私は現在、愛媛県新居浜市の新居浜教会で仕えているが、この町には別子銅山があり、純度の高い銅が採掘され、銅の産出量は世界屈指を誇り、住友グループ企業の発祥の地である。この町で伝道するには地域の人々との共通認識が大切であると思い、銅と関連づけて何かできないか? と考えた。
ある日、チャンスが訪れた! それは新居浜市の観光施設の一つであるマイントピア別子の入り口付近に「銅婚の里」と書かれた記念碑を見つけ、「これだ!」と閃いた。さっそく、私は市役所に問い合わせた。「『銅婚の里』と書かれた記念碑を見たのですが、新居浜市では何か銅婚式に関する伝統的な行事などがあるのでしょうか?」答えは「No」だった。そこで間髪入れずに申し出た。「それでは私が『銅婚の里』にふさわしいイベントを考えますから、良かったらそれを町おこしの企画として使ってください!」
こうして考えたのが「銅の町で銅婚式イベント&ツアー」の企画だ。

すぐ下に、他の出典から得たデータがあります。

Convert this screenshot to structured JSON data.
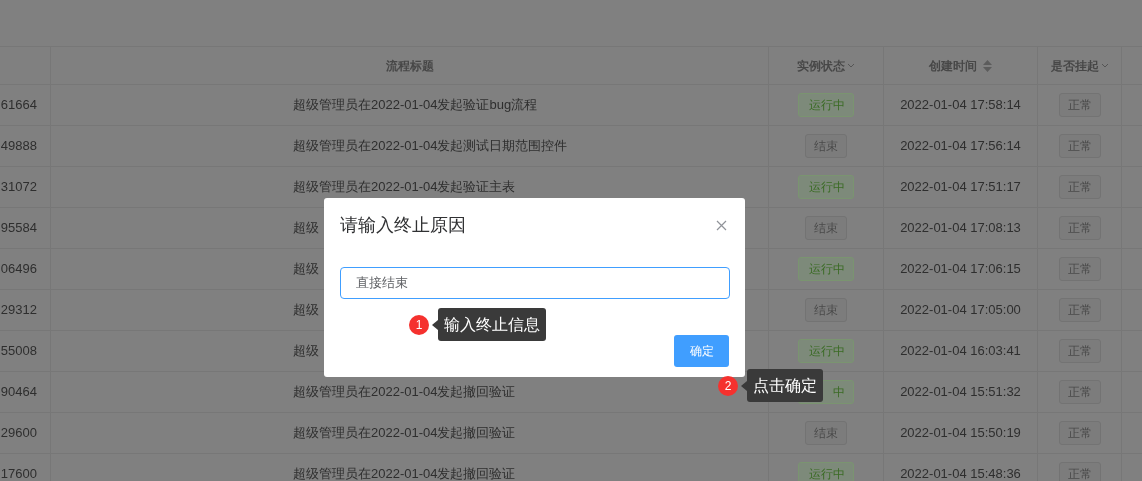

内容は銅の町で銅婚式を挙げて、結婚7年目を祝い、夫婦の絆、家族の絆を深め、新居浜市の銅に関連する施設を観光し、銅婚にちなんだグルメやワークショップなどを楽しむという体験型の銅婚式だ。この企画を書き上げ、新居浜市に速攻でファクスした。するとなんと、この企画を新居浜市はたいへん気に入ってくださり「新居浜市の地域活性化事業として採用します!」という返信をいただいた。
こうして新居浜市のホームページに「銅婚式イベント&ツアー」が載り、2016年より毎年、町の恒例行事として行われるようになり、全国から結婚7年目の夫婦、家族が大勢訪れるようになった。「この企画がなければ新居浜市という町は知らなかったし、来ることもなかった。銅婚式の企画で夫婦の絆も深まり、この町の魅力に触れることができて良かった」と言ってくださる人も多い。中には新居浜市を気に入って移住される方まで現れ、新居浜市からたいへん感謝された。
さらに驚いたことにジブリの動画家である近藤勝也氏(新居浜市出身)も賛同し、銅婚式のイメージ画を描きおろして下さったのだ!まさか世界的に有名なジブリの動画家まで動いてくれるとは夢にも思わなかった。神様のなさることは本当に予想外だ。
また銅婚式をすることで結婚7年目の夫婦、家族へのフォローアップにもなる。結婚7年目といえば、お子さんがいる場合は、まだ小さいので手がかかり、夫婦の年齢も比較的若い。この世代をフォローアップし、大切にすることは日本の未来にとっても、教会においても重要なことではないだろうか。このように牧師が地域の町おこしに関わることで「地域の牧師さん」として親しまれるので、結果的に教会の活性化にもつながると思う。
「銅の町で銅婚式!」結婚7年目の方もそうでない方も銅婚式の聖地(!?)である新居浜市に遊びにきてくださいね!
ひろせ・かおり 1974年東京生まれ。横浜女子短期大学、東京聖書学校卒業後、日本基督教団秋鹿教会を経て、日本基督教団新居浜教会主任牧師。牧師をしながらShepherd大学大学院で学び、修士号取得。現在も牧師をしながら早稲田大学に在学中。国際ソロプチミストルビー賞受賞。趣味:猫と遊ぶ。水族館や動物園に行く。